The Actual Issue Might be You
If you’ve been reading my blog regularly, you’ve probably figured out that my goal is to help you live a more authentic life. But let’s go ahead and address the elephant in the room, shall we? If you have a smartphone - and who doesn’t - you don’t actually have time to discover your authenticity.
I wrote ‘smartphone’, but what I really mean is any form of technology that you use on your own. It could be your tablet or iPad, your phone, a laptop, your smartwatch, or a desktop computer. Anything that takes you away from what’s going on around you and puts you into your own little technological world.
I’m not above this. As a matter of fact, I currently have a war going on inside myself about this. I hear every one of my excuses.
“It’s the way I relax.”
“I’ll just get on Facebook, Instagram, Snapchat, LinkedIn, or TikTok for a minute.”
“How am I going to know what’s going on if I don’t spend time on social media?”
I’m sure you have your own excuses, and maybe you even still believe them.
Embarrassed to admit this
The sad truth is that the way my husband and I spend our evenings, each in our own little world with a screen in our hands as well as a larger, mostly ignored screen playing on the wall, has become the norm in each of our families.
I tell myself that because I run over to him every now and then to share a video, that we’re spending quality time together. But we’re not.
Your authentic self is screaming at you to pay attention to the voice inside your head, and you’re ignoring it with screens, among other things.

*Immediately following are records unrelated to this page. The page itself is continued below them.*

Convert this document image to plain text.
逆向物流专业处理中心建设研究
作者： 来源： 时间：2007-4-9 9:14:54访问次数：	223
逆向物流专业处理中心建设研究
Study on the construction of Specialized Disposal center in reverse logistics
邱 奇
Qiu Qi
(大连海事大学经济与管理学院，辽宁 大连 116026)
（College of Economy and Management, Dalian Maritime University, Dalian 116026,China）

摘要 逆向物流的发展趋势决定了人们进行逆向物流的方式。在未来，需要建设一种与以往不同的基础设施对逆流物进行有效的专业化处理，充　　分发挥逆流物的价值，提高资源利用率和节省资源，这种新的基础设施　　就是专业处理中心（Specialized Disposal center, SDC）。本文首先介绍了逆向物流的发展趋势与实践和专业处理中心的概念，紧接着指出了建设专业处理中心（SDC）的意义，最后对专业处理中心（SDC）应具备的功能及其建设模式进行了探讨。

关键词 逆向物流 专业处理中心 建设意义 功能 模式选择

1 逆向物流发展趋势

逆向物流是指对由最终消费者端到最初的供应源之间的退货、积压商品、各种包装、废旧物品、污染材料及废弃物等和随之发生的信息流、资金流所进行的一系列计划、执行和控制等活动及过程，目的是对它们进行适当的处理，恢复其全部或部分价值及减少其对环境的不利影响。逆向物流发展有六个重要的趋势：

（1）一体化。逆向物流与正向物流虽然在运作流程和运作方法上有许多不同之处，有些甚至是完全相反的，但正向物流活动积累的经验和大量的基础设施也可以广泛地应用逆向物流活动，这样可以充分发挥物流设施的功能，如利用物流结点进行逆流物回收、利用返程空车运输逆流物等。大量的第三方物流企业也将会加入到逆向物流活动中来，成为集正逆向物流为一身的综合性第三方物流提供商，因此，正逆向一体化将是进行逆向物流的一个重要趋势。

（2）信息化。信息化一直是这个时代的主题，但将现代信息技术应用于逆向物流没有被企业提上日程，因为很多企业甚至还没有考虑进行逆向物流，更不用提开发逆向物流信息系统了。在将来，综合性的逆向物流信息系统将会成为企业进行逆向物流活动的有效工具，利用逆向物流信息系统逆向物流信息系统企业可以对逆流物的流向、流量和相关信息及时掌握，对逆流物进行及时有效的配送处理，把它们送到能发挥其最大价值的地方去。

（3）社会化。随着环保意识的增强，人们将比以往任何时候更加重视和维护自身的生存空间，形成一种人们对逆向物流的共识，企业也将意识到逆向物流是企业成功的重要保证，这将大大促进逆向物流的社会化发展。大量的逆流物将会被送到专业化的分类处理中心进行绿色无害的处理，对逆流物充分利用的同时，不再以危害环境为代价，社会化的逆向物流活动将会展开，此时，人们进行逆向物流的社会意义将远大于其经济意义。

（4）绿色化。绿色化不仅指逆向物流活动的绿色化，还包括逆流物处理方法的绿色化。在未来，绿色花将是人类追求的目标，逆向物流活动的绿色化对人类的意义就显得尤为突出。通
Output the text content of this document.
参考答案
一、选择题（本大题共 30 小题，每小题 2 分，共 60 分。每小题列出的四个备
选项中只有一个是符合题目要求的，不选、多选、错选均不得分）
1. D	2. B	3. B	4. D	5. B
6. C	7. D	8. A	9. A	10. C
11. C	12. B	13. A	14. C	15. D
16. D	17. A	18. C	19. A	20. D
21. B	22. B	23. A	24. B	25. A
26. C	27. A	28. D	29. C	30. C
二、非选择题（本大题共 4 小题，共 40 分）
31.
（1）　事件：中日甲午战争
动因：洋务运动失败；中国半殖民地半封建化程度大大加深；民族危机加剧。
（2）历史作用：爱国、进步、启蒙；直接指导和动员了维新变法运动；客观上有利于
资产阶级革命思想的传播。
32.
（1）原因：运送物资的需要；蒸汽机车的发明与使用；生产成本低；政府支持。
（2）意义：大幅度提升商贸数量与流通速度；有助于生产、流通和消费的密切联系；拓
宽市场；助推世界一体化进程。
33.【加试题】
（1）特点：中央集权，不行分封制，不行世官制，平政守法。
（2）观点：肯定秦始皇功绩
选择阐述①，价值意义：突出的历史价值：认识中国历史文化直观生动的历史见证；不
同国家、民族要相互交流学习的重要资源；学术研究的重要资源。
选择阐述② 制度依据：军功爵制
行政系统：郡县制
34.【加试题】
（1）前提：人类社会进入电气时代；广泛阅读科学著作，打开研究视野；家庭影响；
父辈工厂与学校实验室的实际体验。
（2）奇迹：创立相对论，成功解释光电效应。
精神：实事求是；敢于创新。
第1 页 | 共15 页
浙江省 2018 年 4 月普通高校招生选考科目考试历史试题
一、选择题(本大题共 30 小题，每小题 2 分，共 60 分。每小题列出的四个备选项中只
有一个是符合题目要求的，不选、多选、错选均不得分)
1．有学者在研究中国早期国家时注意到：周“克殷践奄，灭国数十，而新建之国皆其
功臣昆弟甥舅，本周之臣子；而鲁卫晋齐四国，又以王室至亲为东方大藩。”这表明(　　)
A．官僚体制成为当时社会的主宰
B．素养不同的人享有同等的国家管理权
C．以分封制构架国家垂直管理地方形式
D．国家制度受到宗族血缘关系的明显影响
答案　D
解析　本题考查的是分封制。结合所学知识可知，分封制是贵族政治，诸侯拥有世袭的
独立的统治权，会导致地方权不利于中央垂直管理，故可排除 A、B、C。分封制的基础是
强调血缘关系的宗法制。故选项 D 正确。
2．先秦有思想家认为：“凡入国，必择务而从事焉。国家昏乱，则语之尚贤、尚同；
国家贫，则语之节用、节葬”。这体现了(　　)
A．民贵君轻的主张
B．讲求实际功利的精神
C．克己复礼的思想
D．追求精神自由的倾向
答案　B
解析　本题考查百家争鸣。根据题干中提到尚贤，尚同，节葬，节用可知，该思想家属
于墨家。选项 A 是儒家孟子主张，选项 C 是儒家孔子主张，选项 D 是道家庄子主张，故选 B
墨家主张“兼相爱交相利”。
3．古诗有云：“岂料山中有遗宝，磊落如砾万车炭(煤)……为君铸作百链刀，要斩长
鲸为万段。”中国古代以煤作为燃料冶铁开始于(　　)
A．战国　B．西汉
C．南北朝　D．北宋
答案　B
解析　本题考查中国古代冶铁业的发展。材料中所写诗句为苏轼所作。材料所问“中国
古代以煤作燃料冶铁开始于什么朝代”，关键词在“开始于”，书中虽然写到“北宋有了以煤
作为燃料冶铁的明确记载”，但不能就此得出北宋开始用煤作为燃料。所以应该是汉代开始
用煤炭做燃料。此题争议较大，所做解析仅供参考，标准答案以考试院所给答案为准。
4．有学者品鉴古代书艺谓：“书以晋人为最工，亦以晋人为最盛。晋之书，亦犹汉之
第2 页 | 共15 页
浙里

In the book Simple Abundance, Sarah Ban Breathnach talks about the fact that we often don’t set aside any time, just for ourselves. If you have a job, a family to feed, clothes to wash, friends to entertain, a dishwasher to unload, or floors that need vacuuming, you most likely believe that all those things should come before you spend any time on yourself.
Becoming who you’re actually supposed to be gets pushed to the bottom of the pile and is never added to your ‘to-do’ list.
Breathnach suggests that “perhaps we don’t hear the whispers of authentic longing because we don’t want to hear.” Yes, because listening might mean that we set our phone down and we pick up the paintbrush, pen, spatula, or any other item that leads to a creative activity.
What if?
She continues by asking what would happen if we were simply honest with ourselves? If we stopped the excuses and quit putting things off until the kids are back in school, we have more money, and our phones aren’t quite as interesting.
She suggests learning to say to yourself, “I haven’t learned yet how to put myself on the list of priorities.” Note that she isn’t suggesting you put yourself first (Heaven forbid!), just get yourself on the list.
I could go on and on, begging you to spend less time on your phone, and believe me, I have so much to say about this and what we’re doing to ourselves as a phone-addicted society, but I have to work on myself first. I have my own love/hate relationship with technology, and watching what we’re allowing to happen to our children scares me to death.
But I need to work on myself first. I can’t very well give advice I’m not willing to take.
I’m going to start with giving myself just a bit of time every single day to truly listen to what’s happening inside my head. I’m going to think about what brings me joy, what I’m proud of about myself, and all the experiences and people I’m grateful to have in my life.
I’m taking ten minutes each day to do this, and I hope you’ll join me. Together, we might discover amazing things and unearth just a bit more of our own authenticity.